Thursday

The Chef's Knee

I was raised in the church, but I was raised by a couple of left-brain, logical thinkers: by a school teacher and an engineer. They taught me math and science and the occasional Bible story, but we knew nothing of the power of God. We prayed for every meal, but it was a routine; we did it because that’s what good Christians did.

The church we were part of explained why nothing supernatural ever happened and why the miracles that the Bible talked about weren’t really what they seemed to be, and how science explained them.

Many years later, after I came to a real and personal faith and began to pursue Jesus for myself, I discovered that the gifts of the Spirit were real and that there was actual power present in them. I’ve spent the last half century pursuing knowing my loving King and learning all I can about the tools that he’s given us to run this race well.

The son of a schoolteacher doesn’t have any trouble studying the Book, and the son of the engineer has got some natural advantages applying the wisdom of that Book to his life. But power? But the supernatural? Now wait just a doggone minute here. It’s harder to overcome the natural and logical mindset that I was raised with.

Fast forward a few decades. I’ve taught hundreds, maybe thousands of people about the love of God, the gifts of the Spirit, and even about how to heal the sick. I didn’t have much personal experience actually healing the sick, and the voices from my childhood kept explaining away any healings and miracles that I did see.

So one Friday night, I’m with a team of friends hosting a large meeting, when all of a sudden, one of the group gets up and announces to the auditorium that God wants to heal everyone tonight, “If you need healing, come forward.”

I was confronted with my unbelief. So I kicked into administration mode and connected people who needed prayer with people to pray for them (“Just like we’ve talked about,” I reminded a few of them), but there were so many of them!

Among the last to arrive was the chef in charge of the kitchen at that facility, and he was bearing down on me, and he was limping. We had talked a few times; maybe I wasn’t a complete stranger. I looked around for someone with a healing gift. Not a one!

So here I was, acknowledging that God heals, but full of unbelief, and I was expected needing to heal this guy’s torn ligaments. I was doomed.
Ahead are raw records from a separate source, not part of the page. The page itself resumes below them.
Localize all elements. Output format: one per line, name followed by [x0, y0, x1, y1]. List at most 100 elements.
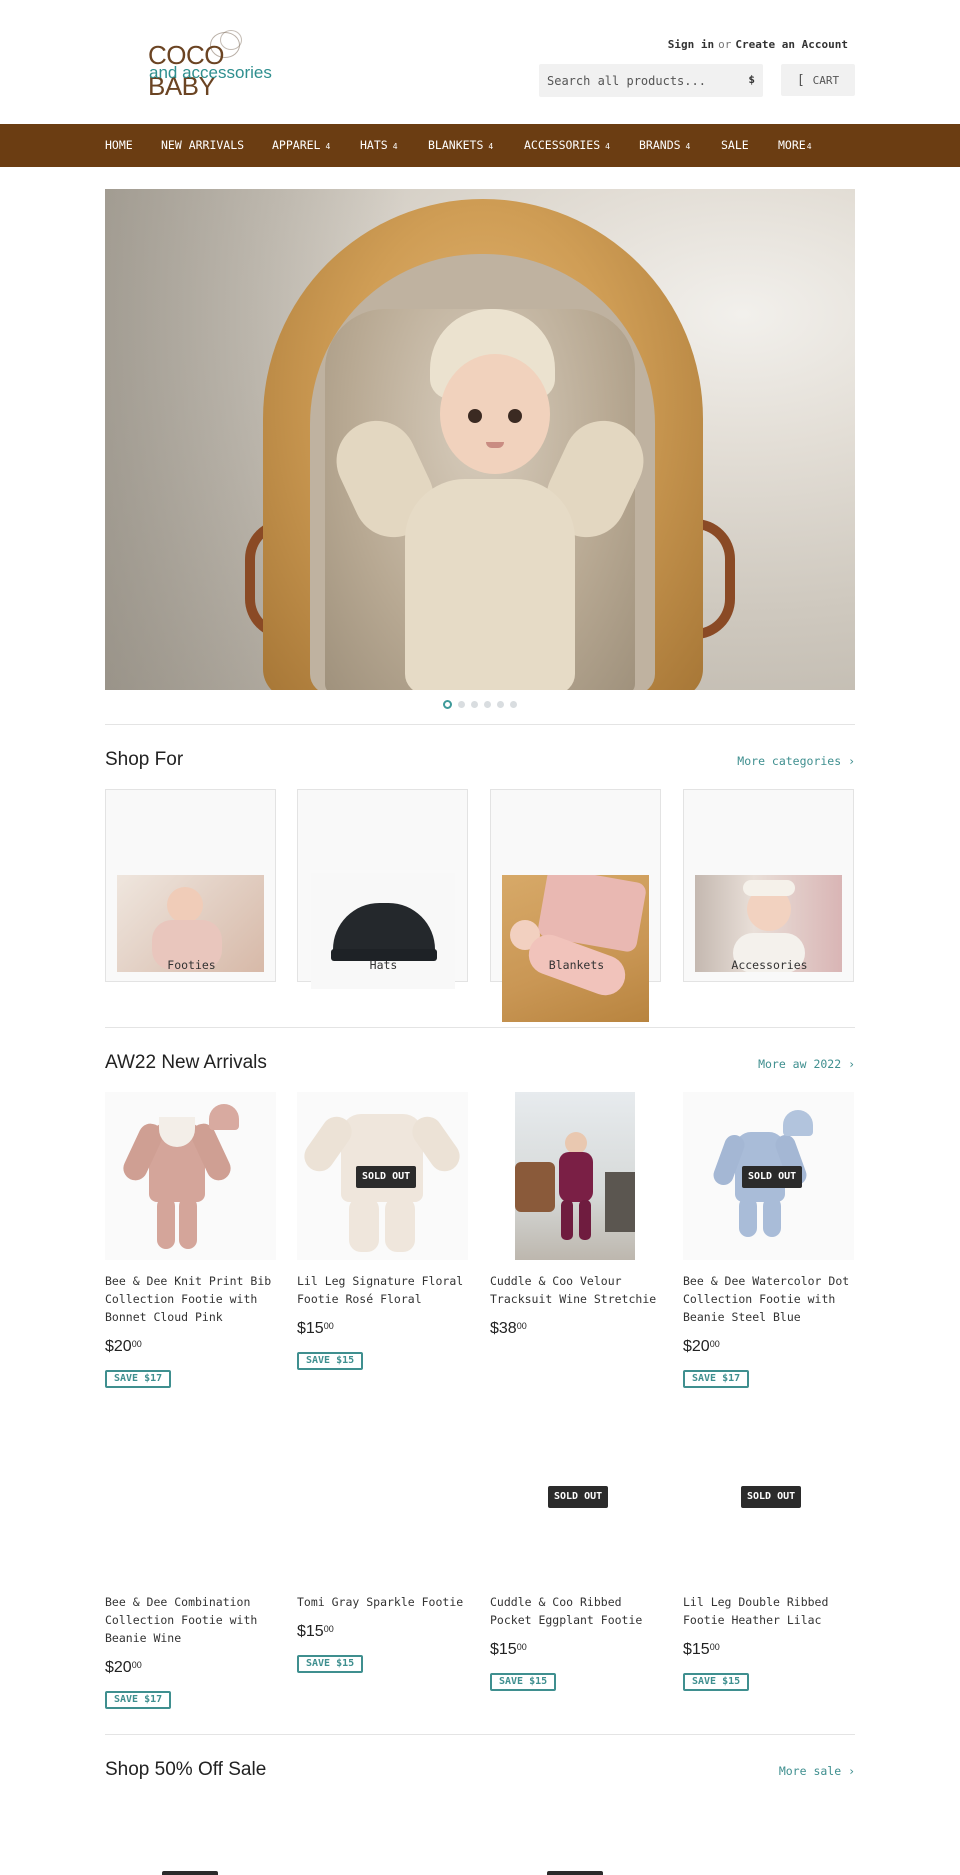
more-categories-link[interactable]: More categories ›: [737, 754, 855, 768]
product-title[interactable]: Bee & Dee Combination Collection Footie …: [105, 1593, 280, 1647]
save-badge: SAVE $17: [105, 1370, 172, 1388]
baby-body: [405, 479, 575, 690]
slideshow-pagination: [0, 700, 960, 710]
tracksuit-leg: [561, 1200, 573, 1240]
product-title[interactable]: Bee & Dee Watercolor Dot Collection Foot…: [683, 1272, 858, 1326]
more-sale-link[interactable]: More sale ›: [779, 1764, 855, 1778]
nav-item-home[interactable]: HOME: [105, 138, 133, 152]
product-price: $3800: [490, 1320, 527, 1337]
nav-item-blankets[interactable]: BLANKETS 4: [428, 138, 493, 152]
nav-item-more[interactable]: MORE4: [778, 138, 812, 152]
sale-title: Shop 50% Off Sale: [105, 1759, 267, 1780]
sold-out-badge-partial: [547, 1871, 603, 1875]
category-card-accessories[interactable]: Accessories: [683, 789, 854, 982]
category-image: [502, 875, 649, 1022]
account-links: Sign in or Create an Account: [668, 38, 848, 51]
nav-item-apparel[interactable]: APPAREL 4: [272, 138, 330, 152]
product-title[interactable]: Cuddle & Coo Velour Tracksuit Wine Stret…: [490, 1272, 665, 1308]
cart-icon: [: [796, 72, 805, 88]
product-price: $2000: [683, 1338, 720, 1355]
category-card-hats[interactable]: Hats: [297, 789, 468, 989]
category-label: Hats: [369, 958, 398, 972]
shop-for-title: Shop For: [105, 749, 184, 770]
save-badge: SAVE $15: [683, 1673, 750, 1691]
or-text: or: [718, 38, 732, 51]
divider: [105, 1734, 855, 1735]
product-title[interactable]: Lil Leg Double Ribbed Footie Heather Lil…: [683, 1593, 858, 1629]
product-title[interactable]: Bee & Dee Knit Print Bib Collection Foot…: [105, 1272, 280, 1326]
new-arrivals-title: AW22 New Arrivals: [105, 1052, 267, 1073]
nav-item-new-arrivals[interactable]: NEW ARRIVALS: [161, 138, 244, 152]
logo-sub-text: and accessories: [149, 63, 272, 82]
more-aw-2022-link[interactable]: More aw 2022 ›: [758, 1057, 855, 1071]
footie-leg: [349, 1197, 379, 1252]
hero-slideshow[interactable]: [105, 189, 855, 690]
sold-out-badge: SOLD OUT: [548, 1486, 609, 1508]
save-badge: SAVE $15: [297, 1352, 364, 1370]
tracksuit: [559, 1152, 593, 1202]
search-icon[interactable]: $: [748, 73, 755, 86]
footie-body: [341, 1114, 423, 1202]
baby-face: [440, 354, 550, 474]
nav-item-sale[interactable]: SALE: [721, 138, 749, 152]
bonnet: [209, 1104, 239, 1130]
product-title[interactable]: Cuddle & Coo Ribbed Pocket Eggplant Foot…: [490, 1593, 665, 1629]
slide-dot[interactable]: [484, 701, 491, 708]
product-price: $1500: [490, 1641, 527, 1658]
slide-dot[interactable]: [497, 701, 504, 708]
nav-item-hats[interactable]: HATS 4: [360, 138, 398, 152]
caret-down-icon: 4: [488, 142, 494, 151]
cart-label: CART: [812, 73, 840, 87]
product-price: $2000: [105, 1338, 142, 1355]
slide-dot[interactable]: [458, 701, 465, 708]
footie-leg: [179, 1197, 197, 1249]
black-beanie: [333, 903, 435, 955]
footie-leg: [739, 1197, 757, 1237]
baby-face: [167, 887, 203, 923]
product-price: $1500: [297, 1623, 334, 1640]
footie-leg: [763, 1197, 781, 1237]
photo-background: [515, 1092, 635, 1260]
product-image: [490, 1092, 661, 1260]
eye: [508, 409, 522, 423]
footie-leg: [157, 1197, 175, 1249]
sign-in-link[interactable]: Sign in: [668, 38, 714, 51]
cart-button[interactable]: [ CART: [781, 64, 855, 96]
slide-dot[interactable]: [510, 701, 517, 708]
nav-item-accessories[interactable]: ACCESSORIES 4: [524, 138, 610, 152]
category-label: Blankets: [548, 958, 605, 972]
caret-down-icon: 4: [685, 142, 691, 151]
divider: [105, 724, 855, 725]
save-badge: SAVE $17: [105, 1691, 172, 1709]
create-account-link[interactable]: Create an Account: [735, 38, 848, 51]
sold-out-badge: SOLD OUT: [356, 1166, 417, 1188]
product-image: [105, 1092, 276, 1260]
eye: [468, 409, 482, 423]
product-image: [297, 1413, 468, 1581]
caret-down-icon: 4: [392, 142, 398, 151]
product-title[interactable]: Lil Leg Signature Floral Footie Rosé Flo…: [297, 1272, 472, 1308]
caret-down-icon: 4: [325, 142, 331, 151]
beanie: [783, 1110, 813, 1136]
divider: [105, 1027, 855, 1028]
save-badge: SAVE $17: [683, 1370, 750, 1388]
category-card-footies[interactable]: Footies: [105, 789, 276, 982]
nav-item-brands[interactable]: BRANDS 4: [639, 138, 690, 152]
search-form: $: [539, 64, 763, 97]
site-header: COCO BABY and accessories Sign in or Creat…: [0, 0, 960, 124]
slide-dot[interactable]: [471, 701, 478, 708]
headband: [743, 880, 795, 896]
category-card-blankets[interactable]: Blankets: [490, 789, 661, 1022]
search-input[interactable]: [539, 64, 729, 97]
product-price: $2000: [105, 1659, 142, 1676]
caret-down-icon: 4: [806, 142, 812, 151]
site-logo[interactable]: COCO BABY and accessories: [148, 30, 298, 101]
product-title[interactable]: Tomi Gray Sparkle Footie: [297, 1593, 472, 1611]
product-price: $1500: [297, 1320, 334, 1337]
basket: [605, 1172, 635, 1232]
main-nav: HOME NEW ARRIVALS APPAREL 4 HATS 4 BLANKET…: [0, 124, 960, 167]
slide-dot-active[interactable]: [443, 700, 452, 709]
tracksuit-leg: [579, 1200, 591, 1240]
sold-out-badge: SOLD OUT: [742, 1166, 803, 1188]
caret-down-icon: 4: [605, 142, 610, 151]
So we found a place out on the edge of the crowd where he could sit down and where I could get my hands on his knee. He explained how he needs to be on his feet all day, every day, and the stress weakened his knee, and then he stepped wrong or fell or something (I wasn’t paying as much attention to his situation as I should have been, being much more attentive to my immanent unmasking as a healing fraud).

 I laid hands on the knee, and quietly complained to Father that this wasn’t fair! He wasn’t impressed with my panic.
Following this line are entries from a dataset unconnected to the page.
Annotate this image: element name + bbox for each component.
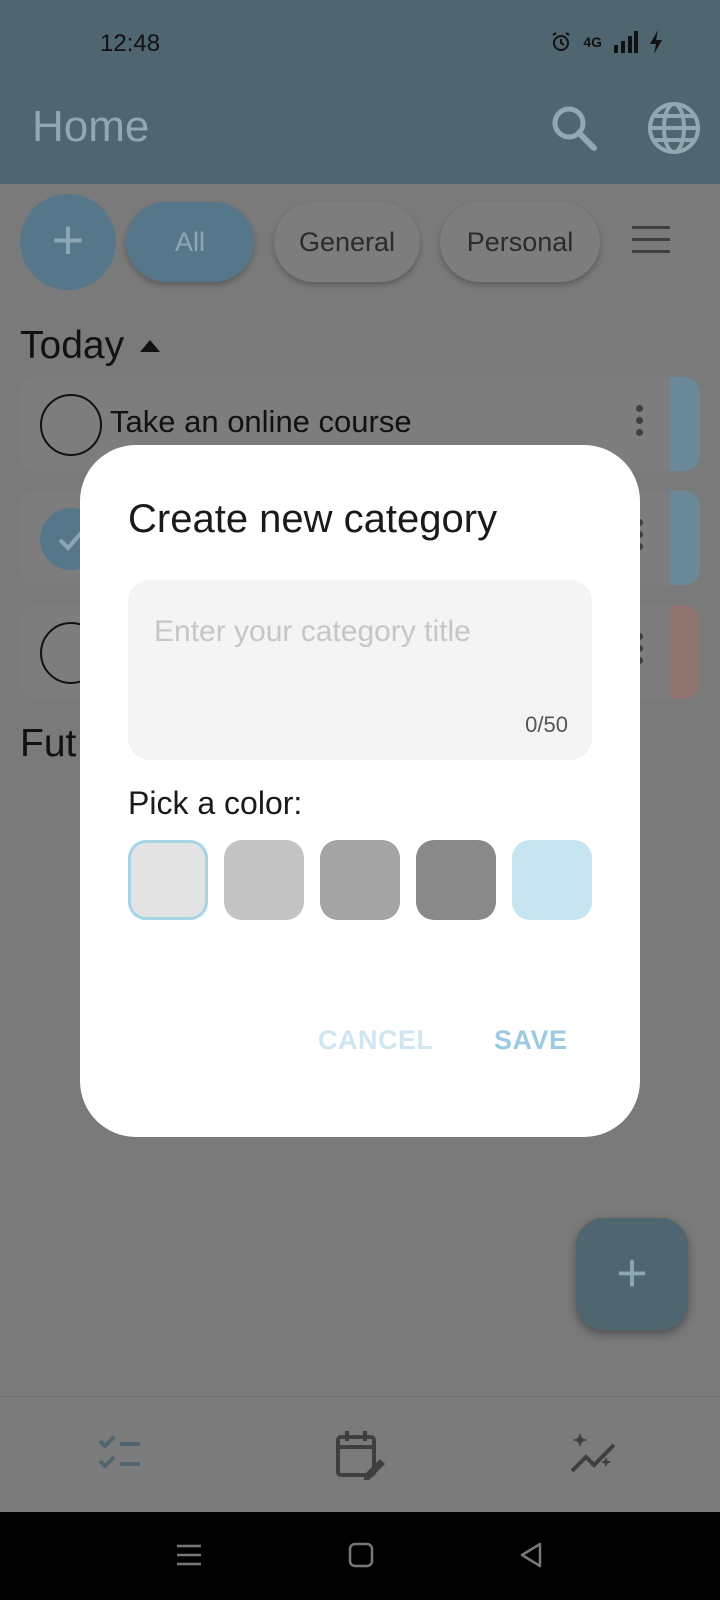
section-today-title[interactable]: Today [20,324,124,368]
more-vert-icon[interactable] [636,405,644,441]
color-swatch[interactable] [224,840,304,920]
chip-general[interactable]: General [274,202,420,282]
task-title: Take an online course [110,404,412,439]
collapse-arrow-icon[interactable] [140,340,160,352]
alarm-icon [552,32,570,51]
task-checkbox[interactable] [40,394,102,456]
back-icon[interactable] [516,1540,546,1570]
character-counter: 0/50 [525,712,568,737]
category-title-field[interactable]: 0/50 [128,580,592,760]
add-task-fab[interactable]: + [576,1218,688,1330]
calendar-edit-icon[interactable] [332,1427,388,1483]
network-type: 4G [583,34,602,50]
color-swatch[interactable] [320,840,400,920]
sparkle-trend-icon[interactable] [566,1427,622,1483]
system-nav-bar [0,1512,720,1600]
task-color-stripe [670,605,700,699]
color-swatch[interactable] [416,840,496,920]
status-bar: 12:48 4G [0,0,720,90]
task-color-stripe [670,491,700,585]
cancel-button[interactable]: CANCEL [318,1025,434,1056]
chip-personal[interactable]: Personal [440,202,600,282]
color-swatch[interactable] [512,840,592,920]
color-swatch-row [128,840,592,920]
add-category-button[interactable]: + [20,194,116,290]
chip-all[interactable]: All [126,202,254,282]
color-swatch[interactable] [128,840,208,920]
dialog-title: Create new category [128,497,498,541]
charging-icon [650,30,662,54]
checklist-icon[interactable] [92,1427,148,1483]
task-color-stripe [670,377,700,471]
recents-icon[interactable] [174,1540,204,1570]
category-title-input[interactable] [152,614,556,650]
signal-icon [614,31,638,53]
home-key-icon[interactable] [346,1540,376,1570]
search-icon[interactable] [546,100,602,156]
status-time: 12:48 [100,30,161,57]
app-bar: Home [0,90,720,184]
save-button[interactable]: SAVE [494,1025,568,1056]
language-globe-icon[interactable] [644,98,704,158]
page-title: Home [32,102,150,151]
create-category-dialog: Create new category 0/50 Pick a color: C… [80,445,640,1137]
section-future-title[interactable]: Fut [20,722,76,766]
pick-color-label: Pick a color: [128,785,303,821]
category-menu-icon[interactable] [632,226,670,262]
bottom-nav [0,1396,720,1513]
Eventually, my adrenaline levels dropped enough that I remembered to ask Father how to pray, and I had an impression, so I prayed in that direction. I prayed hard in that direction. I prayed every little detail I could think of in that direction, and in the direction next to it just to be safe.

Eventually I had to come up for air. “How does your knee feel? Stand up and test it.” I tried to sound confident.
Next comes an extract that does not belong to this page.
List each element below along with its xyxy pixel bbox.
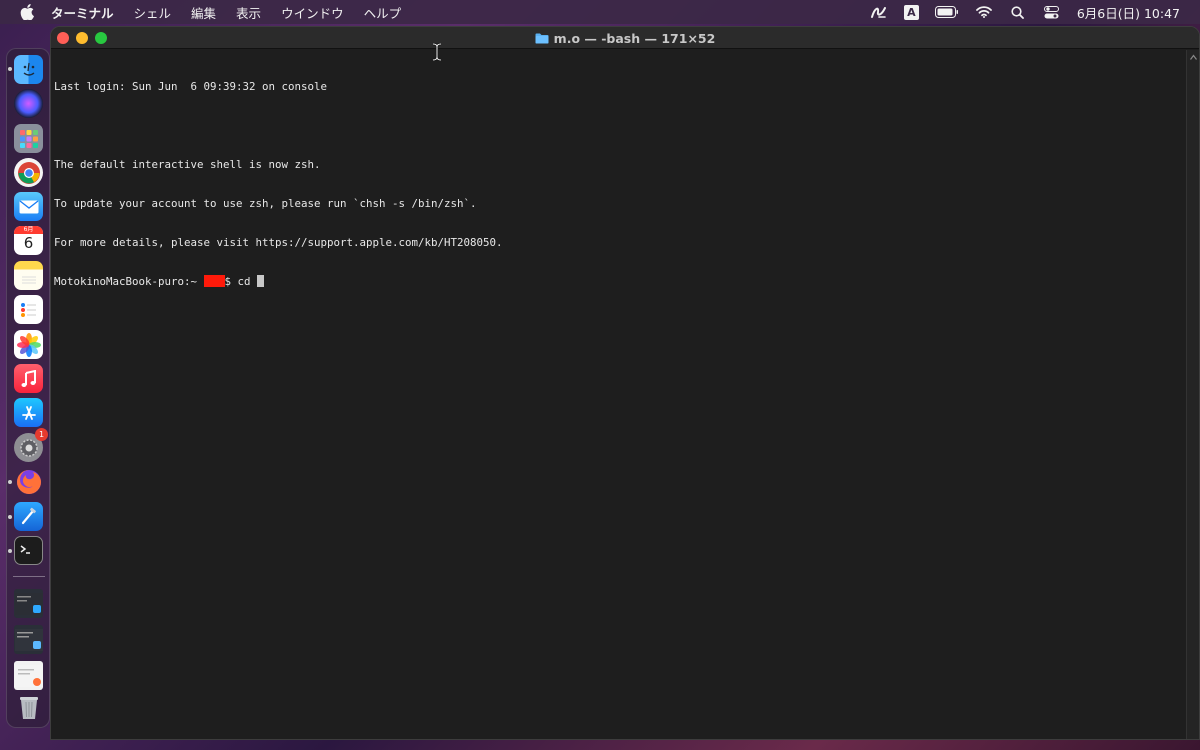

He tested it, and sat back down with kind of a scowl on his face. “It feels warm inside, but I’m not sure it’s any better.”

My heart didn’t really have any further to fall, but I figured “warm” was a good sign. “OK, let’s pray some more.” It was clear he wasn’t in a hurry.

Over the course of the next hour or two, I threw every prayer I knew and six or ten that I didn’t know at his knee. I wasn’t going to fail because I’d given up: I was going to go down fighting. Every ten minutes or so, we’d check it again, and every time it was a little better. “Not a lot better, but yeah, it’s a little bit better.”

It must have been the nine thousand and twelfth time we stopped to check his progress that he bent and stretched and matter-of-factly announced, “Yeah, I think that did it!” I picked my jaw up off the floor and thanked him for his patience. We were nearly the last ones out of the room.

I had reason to return to that conference facility several times, for several different kinds of events, often including meals, and every time he saw me (he never once missed me!), he’d come out of the kitchen, wrap me in a bear hug, squat down and bounce back up and announce, “Yep! It’s still healed!” (You should have seen the looks on the faces of some of my business associates at the tech events there! I remember that feeling, when I first heard that healing really was for today.)

Healing is still not one of the primary tools that I use in the ministry Father has me involved in. And every time that I slap hands on someone for healing, hell rubs my nose in that fact. “You don’t have that gift!”

“No, but I know a Guy!” and I remind him of the chef’s knee. Shuts ‘em up every time.

It’s still a challenge, still a battle every time I go after healing, and I mean that literally: when we heal the sick, we’re conquering the works of hell (both in the natural and in the minds of those we’re healing): hell is fighting (unsuccessfully) for survival; of course there’s a battle.

And no, not everybody I pray for is healed, not by a mile or six. But I have a testimony to keep me going.